Build, Test, And Development Commands

Run the CLI help:

bash src/monitor.sh --help

Run syntax and fake-command behavior tests:

bash -n scripts/win-screenshot src/monitor.sh tests/monitor_cli_test.sh
tests/monitor_cli_test.sh

Run a live one-shot capture and Codex analysis after codex login:

bash src/monitor.sh --once

The live smoke test captures the host Windows desktop and consumes Codex plan usage or credits. A successful one-shot run now makes two Codex calls: one image analysis call and one text summary update call. If screenshot capture fails during a run, Monitor records a capture_failed row and a failure summary instead of aborting the whole counted run.

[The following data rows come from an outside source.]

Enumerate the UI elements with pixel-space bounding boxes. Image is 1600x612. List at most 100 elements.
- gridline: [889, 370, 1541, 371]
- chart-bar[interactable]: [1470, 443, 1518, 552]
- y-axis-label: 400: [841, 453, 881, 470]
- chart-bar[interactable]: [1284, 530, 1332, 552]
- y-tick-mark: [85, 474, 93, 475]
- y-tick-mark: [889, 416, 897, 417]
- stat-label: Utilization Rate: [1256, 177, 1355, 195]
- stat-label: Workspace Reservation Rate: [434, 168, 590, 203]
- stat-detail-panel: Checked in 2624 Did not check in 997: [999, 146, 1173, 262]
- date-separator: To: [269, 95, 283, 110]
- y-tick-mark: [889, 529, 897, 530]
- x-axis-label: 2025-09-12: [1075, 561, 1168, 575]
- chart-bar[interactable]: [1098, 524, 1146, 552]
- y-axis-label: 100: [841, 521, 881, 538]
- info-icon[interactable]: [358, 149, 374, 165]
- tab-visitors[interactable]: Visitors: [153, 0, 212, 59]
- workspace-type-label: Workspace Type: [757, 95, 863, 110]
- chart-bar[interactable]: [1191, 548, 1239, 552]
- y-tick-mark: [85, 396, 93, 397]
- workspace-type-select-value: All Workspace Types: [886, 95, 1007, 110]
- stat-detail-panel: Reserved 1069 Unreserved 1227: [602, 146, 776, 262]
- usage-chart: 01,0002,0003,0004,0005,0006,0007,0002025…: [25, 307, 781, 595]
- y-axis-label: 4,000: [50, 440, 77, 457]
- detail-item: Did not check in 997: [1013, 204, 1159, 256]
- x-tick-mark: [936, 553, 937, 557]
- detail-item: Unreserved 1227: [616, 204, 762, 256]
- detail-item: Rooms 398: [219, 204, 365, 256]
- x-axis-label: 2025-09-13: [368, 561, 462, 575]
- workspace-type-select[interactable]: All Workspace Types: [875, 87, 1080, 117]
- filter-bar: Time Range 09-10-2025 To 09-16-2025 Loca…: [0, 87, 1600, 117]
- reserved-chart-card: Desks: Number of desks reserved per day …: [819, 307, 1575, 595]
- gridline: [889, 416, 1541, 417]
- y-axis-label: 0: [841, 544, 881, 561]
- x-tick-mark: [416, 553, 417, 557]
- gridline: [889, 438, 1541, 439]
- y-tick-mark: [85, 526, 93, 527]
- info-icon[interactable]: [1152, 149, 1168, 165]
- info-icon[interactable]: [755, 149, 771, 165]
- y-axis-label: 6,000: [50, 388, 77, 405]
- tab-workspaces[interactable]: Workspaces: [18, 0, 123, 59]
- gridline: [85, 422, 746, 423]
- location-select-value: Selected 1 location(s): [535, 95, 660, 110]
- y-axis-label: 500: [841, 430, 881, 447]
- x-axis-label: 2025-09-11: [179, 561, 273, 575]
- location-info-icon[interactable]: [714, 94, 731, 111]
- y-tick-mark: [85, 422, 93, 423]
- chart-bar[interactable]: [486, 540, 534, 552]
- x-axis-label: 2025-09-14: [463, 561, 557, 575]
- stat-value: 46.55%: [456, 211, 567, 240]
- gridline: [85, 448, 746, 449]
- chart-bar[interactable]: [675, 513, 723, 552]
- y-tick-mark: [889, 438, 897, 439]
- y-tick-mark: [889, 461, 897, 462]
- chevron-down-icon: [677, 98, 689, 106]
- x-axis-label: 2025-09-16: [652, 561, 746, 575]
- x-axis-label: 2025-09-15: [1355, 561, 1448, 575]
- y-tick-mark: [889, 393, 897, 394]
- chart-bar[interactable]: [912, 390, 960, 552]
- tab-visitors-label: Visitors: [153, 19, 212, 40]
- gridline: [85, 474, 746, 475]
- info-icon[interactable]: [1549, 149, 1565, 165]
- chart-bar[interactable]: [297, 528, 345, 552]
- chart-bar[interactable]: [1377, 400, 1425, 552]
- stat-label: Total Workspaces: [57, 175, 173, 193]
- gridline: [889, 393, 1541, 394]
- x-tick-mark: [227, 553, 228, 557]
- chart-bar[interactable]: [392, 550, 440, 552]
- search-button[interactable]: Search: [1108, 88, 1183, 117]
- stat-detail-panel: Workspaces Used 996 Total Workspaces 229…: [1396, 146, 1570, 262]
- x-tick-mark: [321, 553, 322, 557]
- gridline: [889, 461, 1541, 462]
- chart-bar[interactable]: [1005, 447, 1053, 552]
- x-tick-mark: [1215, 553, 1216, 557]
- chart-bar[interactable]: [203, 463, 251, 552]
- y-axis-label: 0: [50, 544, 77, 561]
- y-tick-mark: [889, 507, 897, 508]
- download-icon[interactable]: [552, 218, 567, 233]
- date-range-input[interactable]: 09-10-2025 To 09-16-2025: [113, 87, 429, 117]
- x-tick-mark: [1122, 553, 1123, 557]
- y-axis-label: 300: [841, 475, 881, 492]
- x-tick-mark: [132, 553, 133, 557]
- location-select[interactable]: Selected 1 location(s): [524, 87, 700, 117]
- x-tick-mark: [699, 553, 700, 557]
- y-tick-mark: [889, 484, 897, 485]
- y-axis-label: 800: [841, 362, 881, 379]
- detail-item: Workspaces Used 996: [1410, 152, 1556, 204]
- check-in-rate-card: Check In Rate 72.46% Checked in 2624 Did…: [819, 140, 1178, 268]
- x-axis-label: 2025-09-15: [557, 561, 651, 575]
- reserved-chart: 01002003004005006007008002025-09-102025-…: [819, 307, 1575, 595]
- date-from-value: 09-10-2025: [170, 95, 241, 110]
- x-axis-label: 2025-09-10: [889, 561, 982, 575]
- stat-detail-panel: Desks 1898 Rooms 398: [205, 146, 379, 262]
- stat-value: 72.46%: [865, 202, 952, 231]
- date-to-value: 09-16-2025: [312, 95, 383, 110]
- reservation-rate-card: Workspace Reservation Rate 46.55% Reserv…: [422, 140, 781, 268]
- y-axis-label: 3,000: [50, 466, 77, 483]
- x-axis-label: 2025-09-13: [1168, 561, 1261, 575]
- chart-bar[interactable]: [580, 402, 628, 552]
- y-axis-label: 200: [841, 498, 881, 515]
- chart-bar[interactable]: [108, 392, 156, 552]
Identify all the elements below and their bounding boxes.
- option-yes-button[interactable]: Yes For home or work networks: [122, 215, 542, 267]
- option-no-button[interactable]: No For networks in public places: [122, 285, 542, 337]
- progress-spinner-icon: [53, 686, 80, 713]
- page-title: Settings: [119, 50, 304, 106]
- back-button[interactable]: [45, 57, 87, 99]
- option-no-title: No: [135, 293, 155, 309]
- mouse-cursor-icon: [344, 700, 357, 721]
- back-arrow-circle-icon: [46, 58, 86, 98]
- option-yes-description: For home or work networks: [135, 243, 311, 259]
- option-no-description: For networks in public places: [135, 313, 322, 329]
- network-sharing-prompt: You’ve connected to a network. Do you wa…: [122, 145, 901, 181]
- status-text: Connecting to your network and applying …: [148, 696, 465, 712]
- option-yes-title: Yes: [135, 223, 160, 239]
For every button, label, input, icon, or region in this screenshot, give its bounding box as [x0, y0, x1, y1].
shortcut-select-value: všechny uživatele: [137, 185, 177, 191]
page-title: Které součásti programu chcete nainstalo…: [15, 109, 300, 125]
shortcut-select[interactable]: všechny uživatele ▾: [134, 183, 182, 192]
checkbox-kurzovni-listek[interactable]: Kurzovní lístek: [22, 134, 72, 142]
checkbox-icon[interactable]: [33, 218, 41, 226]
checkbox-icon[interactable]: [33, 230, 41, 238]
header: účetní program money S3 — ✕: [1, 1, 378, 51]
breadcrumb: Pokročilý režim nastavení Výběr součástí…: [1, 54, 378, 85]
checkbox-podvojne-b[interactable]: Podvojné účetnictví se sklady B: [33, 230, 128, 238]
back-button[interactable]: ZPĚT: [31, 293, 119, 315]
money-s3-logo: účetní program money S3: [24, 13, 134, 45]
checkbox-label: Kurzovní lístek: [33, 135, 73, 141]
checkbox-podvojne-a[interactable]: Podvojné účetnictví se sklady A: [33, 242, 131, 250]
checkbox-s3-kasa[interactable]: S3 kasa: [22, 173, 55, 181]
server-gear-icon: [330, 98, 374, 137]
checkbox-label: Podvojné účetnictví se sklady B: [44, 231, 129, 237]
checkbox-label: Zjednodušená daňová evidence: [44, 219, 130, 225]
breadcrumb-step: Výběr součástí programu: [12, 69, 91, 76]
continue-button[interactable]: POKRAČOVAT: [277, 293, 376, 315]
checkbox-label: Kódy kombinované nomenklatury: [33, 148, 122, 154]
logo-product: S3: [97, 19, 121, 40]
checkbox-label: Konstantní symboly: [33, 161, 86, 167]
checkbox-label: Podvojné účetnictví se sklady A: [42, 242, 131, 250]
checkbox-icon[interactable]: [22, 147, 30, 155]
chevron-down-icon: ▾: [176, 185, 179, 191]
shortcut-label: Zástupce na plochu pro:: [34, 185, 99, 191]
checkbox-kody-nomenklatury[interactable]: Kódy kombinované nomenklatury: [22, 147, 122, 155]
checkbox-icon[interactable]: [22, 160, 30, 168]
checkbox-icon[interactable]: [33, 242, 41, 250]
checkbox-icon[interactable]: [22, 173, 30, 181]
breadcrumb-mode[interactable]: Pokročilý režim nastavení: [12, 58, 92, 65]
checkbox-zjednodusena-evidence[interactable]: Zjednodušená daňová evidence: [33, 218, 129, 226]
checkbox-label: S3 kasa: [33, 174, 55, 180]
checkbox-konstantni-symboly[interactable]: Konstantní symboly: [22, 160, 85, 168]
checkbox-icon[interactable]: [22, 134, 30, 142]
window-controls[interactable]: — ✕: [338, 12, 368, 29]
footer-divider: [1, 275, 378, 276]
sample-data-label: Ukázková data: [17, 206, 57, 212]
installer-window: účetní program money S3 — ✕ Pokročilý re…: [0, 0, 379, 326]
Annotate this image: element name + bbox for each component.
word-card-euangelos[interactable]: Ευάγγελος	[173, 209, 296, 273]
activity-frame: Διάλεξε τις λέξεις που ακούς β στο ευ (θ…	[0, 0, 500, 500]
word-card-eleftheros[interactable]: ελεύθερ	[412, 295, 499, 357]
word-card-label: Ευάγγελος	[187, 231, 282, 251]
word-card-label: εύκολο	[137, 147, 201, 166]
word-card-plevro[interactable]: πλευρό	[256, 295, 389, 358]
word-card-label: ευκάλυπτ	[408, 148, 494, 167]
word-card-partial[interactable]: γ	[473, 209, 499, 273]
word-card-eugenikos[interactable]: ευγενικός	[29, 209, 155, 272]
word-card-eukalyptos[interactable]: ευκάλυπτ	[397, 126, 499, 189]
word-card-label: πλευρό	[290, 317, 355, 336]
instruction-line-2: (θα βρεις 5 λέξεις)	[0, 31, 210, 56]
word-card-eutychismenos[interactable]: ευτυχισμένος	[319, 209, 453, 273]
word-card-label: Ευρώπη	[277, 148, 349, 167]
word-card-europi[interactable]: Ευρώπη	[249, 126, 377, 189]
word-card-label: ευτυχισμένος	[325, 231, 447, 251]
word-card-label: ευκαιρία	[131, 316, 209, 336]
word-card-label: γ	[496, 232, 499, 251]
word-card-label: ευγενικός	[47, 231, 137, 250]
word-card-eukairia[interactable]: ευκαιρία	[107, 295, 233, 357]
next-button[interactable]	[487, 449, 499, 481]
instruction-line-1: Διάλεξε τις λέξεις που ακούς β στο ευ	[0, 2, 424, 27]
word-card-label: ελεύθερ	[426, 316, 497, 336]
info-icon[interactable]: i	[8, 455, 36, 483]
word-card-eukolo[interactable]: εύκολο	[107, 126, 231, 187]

Use lightweight repository checks before review:

rg --files --hidden -g '!.git/**'
git diff --check
git status --short

The screenshot helper can also be smoke-tested directly on Windows 11 WSL:

scripts/win-screenshot /tmp/monitor-smoke.png

Working With Plans

Use ExecPlans for complex features or significant refactors. New plan files belong under plans/ and use the next ordered two-digit prefix, such as 00-first-monitor-cli.md and 01-local-ocr-analyzer.md.

ExecPlans must remain self-contained and current while work proceeds. The first implementation should continue from plans/00-first-monitor-cli.md rather than redesigning the CLI from chat history.

About

CLI utility that takes periodic screenshots of your desktop and summarizes what you've been up to. Runs within WSL on Windows 11.